Standing over jammed traffic at 7 a.m. in the biting cold, Todd Boyle’s got a captive audience. And from the sound of things, more than a few motorists support his view that the US needs to get out of Afghanistan.
Every week for the last six years, Boyle, 56, has become a familiar sight to motorists passing through Kirkland on Interstate 405. He uses his bike to roll down to an overpass above the freeway and waves a large placard that states his opposition to the US military presence – until recently – in Iraq. But a few months ago, Boyle switched the sign for a new one: “U.S. Out of Afghanistan”.
“Something like 10,000 people will see this sign in the one-and-a-half hours that I’m here,” he said.
Standing with fellow supporter and resident Margie Ostle, the pair waved to the passing motorists for honks of support. He said about 80 percent of the honks and gestures were positive.
“Every once in a while someone will pass by, ‘flipping the bird,’” he said. “I just say, keep your hands on the wheel, buddy!”
Boyle said he’s a veteran of the Navy in the 1970s and worked afterwards for the military as a contractor, performing audits.
He called recently announced plans to raise troop levels in Afghanistan by 17,000 soldiers “unjust, unwise and unnecessary.”
“It’s stupid, all of these occupations,” he said.
Boyle said he started displaying the sign over I-405 in 2003 as the anti-war movement against Iraq was reaching it’s height. A few weeks before in February, an estimated 6 to 10 million people world wide gathered to protest the imminent war in Iraq. The single largest anti-war demonstration on-record of an estimated 3 million people took place in Rome, Italy. But he said the enthusiasm for protest declined quickly following the invasion of Iraq on March 20, 2003.
“They got used to it, the Iraq War,” he said.
But despite the small numbers of visible protesters today, Boyle said it was important that he make a statement every week on the 100th Street pedestrian bridge.
“Even (former Secretary of Defense) Bob McNamara said ‘We were wrong, we were terribly wrong’ (about Vietnam),” he said.
Locally, peace activists took stock of the Obama administration’s new plans during a March 6-8 Northwest Regional Conference held by anti-war organization Veterans for Peace at at the Northlake Unitarian Church. The discussion focused on the decreasing military operations in Iraq, increasing troop deployments to Afghanistan and featured Anti-globalization author and Bainbridge Island resident David Korten as a keynote speaker.
The closest anti-war demonstration to Kirkland will take place in Seattle on March 22 from noon to 2 p.m. The peace march, intended to mark the 6th year of US forces in Iraq, will follow route from Cal Anderson Park in Capitol Hill to Victor Steinbrueck Park near Pike Place Market.
The march is sponsored and organized by Act Now to Stop War and End Racism (ANSWER) and Iraq Veterans Against the War (IVAW).

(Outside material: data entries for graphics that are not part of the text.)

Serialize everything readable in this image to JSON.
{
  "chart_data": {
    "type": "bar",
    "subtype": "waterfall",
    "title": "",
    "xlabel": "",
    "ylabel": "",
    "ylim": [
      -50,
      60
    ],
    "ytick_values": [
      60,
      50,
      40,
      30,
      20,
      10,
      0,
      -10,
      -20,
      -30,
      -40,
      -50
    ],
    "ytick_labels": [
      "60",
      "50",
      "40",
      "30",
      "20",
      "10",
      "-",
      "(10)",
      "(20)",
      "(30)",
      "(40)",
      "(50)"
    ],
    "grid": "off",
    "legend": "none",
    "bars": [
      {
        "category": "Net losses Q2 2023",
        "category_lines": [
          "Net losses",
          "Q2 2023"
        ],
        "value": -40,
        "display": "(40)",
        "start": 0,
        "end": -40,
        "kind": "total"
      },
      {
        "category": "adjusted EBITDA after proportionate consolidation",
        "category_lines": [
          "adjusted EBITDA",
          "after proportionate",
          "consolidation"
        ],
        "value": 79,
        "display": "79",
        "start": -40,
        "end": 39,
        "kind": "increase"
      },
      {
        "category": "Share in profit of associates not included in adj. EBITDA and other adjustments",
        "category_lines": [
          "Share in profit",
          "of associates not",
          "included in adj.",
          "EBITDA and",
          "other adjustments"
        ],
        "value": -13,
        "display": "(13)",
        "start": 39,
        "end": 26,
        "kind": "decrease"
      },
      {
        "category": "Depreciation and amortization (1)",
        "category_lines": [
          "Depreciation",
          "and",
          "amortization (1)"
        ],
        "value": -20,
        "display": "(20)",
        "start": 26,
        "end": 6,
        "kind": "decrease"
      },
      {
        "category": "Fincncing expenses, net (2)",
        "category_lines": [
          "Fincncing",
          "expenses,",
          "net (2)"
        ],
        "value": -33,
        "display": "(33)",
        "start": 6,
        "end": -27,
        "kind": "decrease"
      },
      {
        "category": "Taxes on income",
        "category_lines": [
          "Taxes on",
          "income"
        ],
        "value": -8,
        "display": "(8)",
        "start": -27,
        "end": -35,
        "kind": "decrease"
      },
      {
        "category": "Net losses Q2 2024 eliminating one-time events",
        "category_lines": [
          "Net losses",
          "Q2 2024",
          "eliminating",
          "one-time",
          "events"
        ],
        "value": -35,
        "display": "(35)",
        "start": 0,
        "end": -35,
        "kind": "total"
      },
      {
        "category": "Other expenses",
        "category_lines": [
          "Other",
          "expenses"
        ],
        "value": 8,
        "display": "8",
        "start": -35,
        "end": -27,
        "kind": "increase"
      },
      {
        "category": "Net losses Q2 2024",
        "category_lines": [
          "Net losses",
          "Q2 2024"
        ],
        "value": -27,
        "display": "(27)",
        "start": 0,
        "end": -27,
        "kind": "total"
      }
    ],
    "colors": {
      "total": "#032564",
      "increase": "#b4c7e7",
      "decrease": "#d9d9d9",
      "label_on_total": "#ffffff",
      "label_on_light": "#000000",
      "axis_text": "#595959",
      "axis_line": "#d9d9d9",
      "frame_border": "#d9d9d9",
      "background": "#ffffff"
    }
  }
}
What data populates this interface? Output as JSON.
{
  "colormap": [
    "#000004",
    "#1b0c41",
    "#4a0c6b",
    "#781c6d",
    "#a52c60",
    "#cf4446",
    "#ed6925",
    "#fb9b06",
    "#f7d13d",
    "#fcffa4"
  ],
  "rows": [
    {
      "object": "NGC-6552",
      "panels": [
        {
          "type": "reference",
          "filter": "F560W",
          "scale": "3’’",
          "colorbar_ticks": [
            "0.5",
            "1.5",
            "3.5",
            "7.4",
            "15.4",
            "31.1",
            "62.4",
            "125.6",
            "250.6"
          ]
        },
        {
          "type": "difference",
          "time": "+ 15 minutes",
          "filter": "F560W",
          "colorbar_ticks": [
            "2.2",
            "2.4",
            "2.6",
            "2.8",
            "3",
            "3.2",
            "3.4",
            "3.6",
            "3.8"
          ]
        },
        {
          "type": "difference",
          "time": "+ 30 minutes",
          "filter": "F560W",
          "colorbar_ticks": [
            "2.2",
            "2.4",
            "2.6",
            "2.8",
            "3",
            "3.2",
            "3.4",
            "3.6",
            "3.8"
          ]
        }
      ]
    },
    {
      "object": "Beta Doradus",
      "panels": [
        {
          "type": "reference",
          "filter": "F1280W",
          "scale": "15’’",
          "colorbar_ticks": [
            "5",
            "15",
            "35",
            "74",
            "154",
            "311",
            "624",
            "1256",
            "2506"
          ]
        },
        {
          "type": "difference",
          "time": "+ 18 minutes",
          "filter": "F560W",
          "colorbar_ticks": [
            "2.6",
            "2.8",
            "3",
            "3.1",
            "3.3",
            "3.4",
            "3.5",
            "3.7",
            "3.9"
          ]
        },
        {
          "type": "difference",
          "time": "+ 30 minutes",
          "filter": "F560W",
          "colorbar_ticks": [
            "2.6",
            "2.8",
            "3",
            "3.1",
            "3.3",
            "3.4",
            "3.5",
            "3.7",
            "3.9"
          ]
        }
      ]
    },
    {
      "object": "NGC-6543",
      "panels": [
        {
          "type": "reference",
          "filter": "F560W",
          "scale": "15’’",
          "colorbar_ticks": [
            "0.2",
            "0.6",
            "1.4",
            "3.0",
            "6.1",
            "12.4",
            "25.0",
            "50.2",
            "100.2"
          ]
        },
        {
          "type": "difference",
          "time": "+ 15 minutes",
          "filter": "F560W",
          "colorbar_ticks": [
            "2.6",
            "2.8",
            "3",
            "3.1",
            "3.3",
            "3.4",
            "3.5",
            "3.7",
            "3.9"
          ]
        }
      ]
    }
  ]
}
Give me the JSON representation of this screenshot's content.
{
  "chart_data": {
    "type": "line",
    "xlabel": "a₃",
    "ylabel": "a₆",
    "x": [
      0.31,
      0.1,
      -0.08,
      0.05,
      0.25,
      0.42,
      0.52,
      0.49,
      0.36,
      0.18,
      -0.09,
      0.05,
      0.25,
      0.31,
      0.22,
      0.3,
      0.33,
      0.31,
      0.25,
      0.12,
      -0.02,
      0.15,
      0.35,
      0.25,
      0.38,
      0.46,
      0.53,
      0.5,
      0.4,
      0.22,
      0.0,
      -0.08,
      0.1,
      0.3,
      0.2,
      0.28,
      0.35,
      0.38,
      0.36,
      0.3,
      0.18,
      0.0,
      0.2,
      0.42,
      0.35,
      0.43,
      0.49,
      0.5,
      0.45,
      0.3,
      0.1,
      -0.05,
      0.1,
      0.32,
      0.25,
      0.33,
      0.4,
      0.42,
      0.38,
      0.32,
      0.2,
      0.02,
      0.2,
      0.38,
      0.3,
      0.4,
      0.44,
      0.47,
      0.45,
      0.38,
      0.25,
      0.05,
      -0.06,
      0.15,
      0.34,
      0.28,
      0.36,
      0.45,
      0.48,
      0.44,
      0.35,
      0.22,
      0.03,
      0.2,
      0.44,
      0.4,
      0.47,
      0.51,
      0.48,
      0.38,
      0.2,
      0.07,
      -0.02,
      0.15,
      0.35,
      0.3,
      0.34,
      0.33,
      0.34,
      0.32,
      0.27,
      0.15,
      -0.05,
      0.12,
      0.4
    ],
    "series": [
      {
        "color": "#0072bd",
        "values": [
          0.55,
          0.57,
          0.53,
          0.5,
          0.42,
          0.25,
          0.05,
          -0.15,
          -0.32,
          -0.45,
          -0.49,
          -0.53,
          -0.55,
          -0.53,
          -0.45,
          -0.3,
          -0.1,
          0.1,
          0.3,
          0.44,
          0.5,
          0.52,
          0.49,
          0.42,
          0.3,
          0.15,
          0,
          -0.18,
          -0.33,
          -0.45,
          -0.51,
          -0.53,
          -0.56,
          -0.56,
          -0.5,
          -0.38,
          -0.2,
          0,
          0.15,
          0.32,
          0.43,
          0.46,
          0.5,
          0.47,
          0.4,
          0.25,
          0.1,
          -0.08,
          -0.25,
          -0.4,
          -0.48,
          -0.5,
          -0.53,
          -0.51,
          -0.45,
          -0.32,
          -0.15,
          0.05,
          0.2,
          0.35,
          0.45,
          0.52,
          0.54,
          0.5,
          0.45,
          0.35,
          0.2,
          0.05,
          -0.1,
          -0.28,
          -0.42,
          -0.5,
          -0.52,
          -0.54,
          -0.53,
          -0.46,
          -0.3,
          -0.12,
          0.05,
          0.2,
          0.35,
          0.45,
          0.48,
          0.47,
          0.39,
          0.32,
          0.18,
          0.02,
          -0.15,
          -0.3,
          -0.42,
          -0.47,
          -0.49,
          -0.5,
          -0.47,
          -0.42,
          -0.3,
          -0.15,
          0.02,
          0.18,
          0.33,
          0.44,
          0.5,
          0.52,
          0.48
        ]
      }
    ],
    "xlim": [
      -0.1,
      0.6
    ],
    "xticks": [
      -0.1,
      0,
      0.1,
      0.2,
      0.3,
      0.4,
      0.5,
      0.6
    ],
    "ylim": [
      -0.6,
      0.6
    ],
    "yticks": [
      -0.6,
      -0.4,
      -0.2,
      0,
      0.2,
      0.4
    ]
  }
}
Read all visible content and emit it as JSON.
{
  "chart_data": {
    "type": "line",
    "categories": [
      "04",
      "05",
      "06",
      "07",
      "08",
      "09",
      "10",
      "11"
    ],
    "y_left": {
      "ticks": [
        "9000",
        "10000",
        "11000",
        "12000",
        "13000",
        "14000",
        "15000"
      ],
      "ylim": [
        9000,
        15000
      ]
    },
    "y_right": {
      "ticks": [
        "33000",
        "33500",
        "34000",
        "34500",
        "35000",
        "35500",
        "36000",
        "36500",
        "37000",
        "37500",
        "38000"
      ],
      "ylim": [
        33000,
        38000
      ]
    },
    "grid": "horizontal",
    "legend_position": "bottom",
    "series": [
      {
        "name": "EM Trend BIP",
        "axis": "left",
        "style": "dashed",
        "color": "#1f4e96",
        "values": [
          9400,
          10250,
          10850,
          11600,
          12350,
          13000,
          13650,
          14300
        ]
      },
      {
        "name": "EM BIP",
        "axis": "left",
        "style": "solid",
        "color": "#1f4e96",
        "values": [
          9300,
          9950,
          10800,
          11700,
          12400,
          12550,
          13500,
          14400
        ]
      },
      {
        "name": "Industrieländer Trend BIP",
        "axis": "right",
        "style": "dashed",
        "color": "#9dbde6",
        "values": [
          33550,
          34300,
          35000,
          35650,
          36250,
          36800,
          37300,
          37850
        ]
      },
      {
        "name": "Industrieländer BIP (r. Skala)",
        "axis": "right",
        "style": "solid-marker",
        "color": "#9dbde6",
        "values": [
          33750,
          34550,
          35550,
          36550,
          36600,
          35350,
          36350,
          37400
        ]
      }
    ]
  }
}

By any estimate, the cost of the military intervention in Iraq is staggering. According to recent United Nations estimates, the number of Iraqis killed from 2003 to 2006 invasion concluded that about 151,000 Iraqis died from violence. Several other studies speculate the range to be between 91,000 to more than 600,000. Another U.N. report estimates the war uprooted 4.7 million Iraqis through April 2008, of which two million had fled to neighbouring countries.
Regarding the cost of Operation Iraqi Freedom, econonmist Joseph Stiglitz and Harvard professor Linda Bilmes estimated a $3 trillion price tag, not including expenses related to the military’s involvement in Afghanistan. A 2007 Congressional Budget Office estimate for the costs of the military involvement in both Afghanistan and Iraq (including interest payments) at $2.4 trillion.
The U.S. military reports at least 4,257 deaths and at least 67,000 diseased or wounded personnel in Iraq. That number does not count the tens of thousands of other veterans now seeking treatment for various ailments that are not immediately recognized or listed as injuries, such as Traumatic Brain Injury (TBI) or Post-Traumatic Stress Disorder (PTSD).
According to a Washington Post database called faces of the fallen, 105 state residents have died in Iraq. Of that number, four are listed as Kirkland residents: Spc. Jacob Herring, 20, Lance Cpl. Nathan R. Wood, 19, Pfc. Andrew Martin O’francia Ward, 25 and Lance Cpl. Shane C. Swanberg, 24.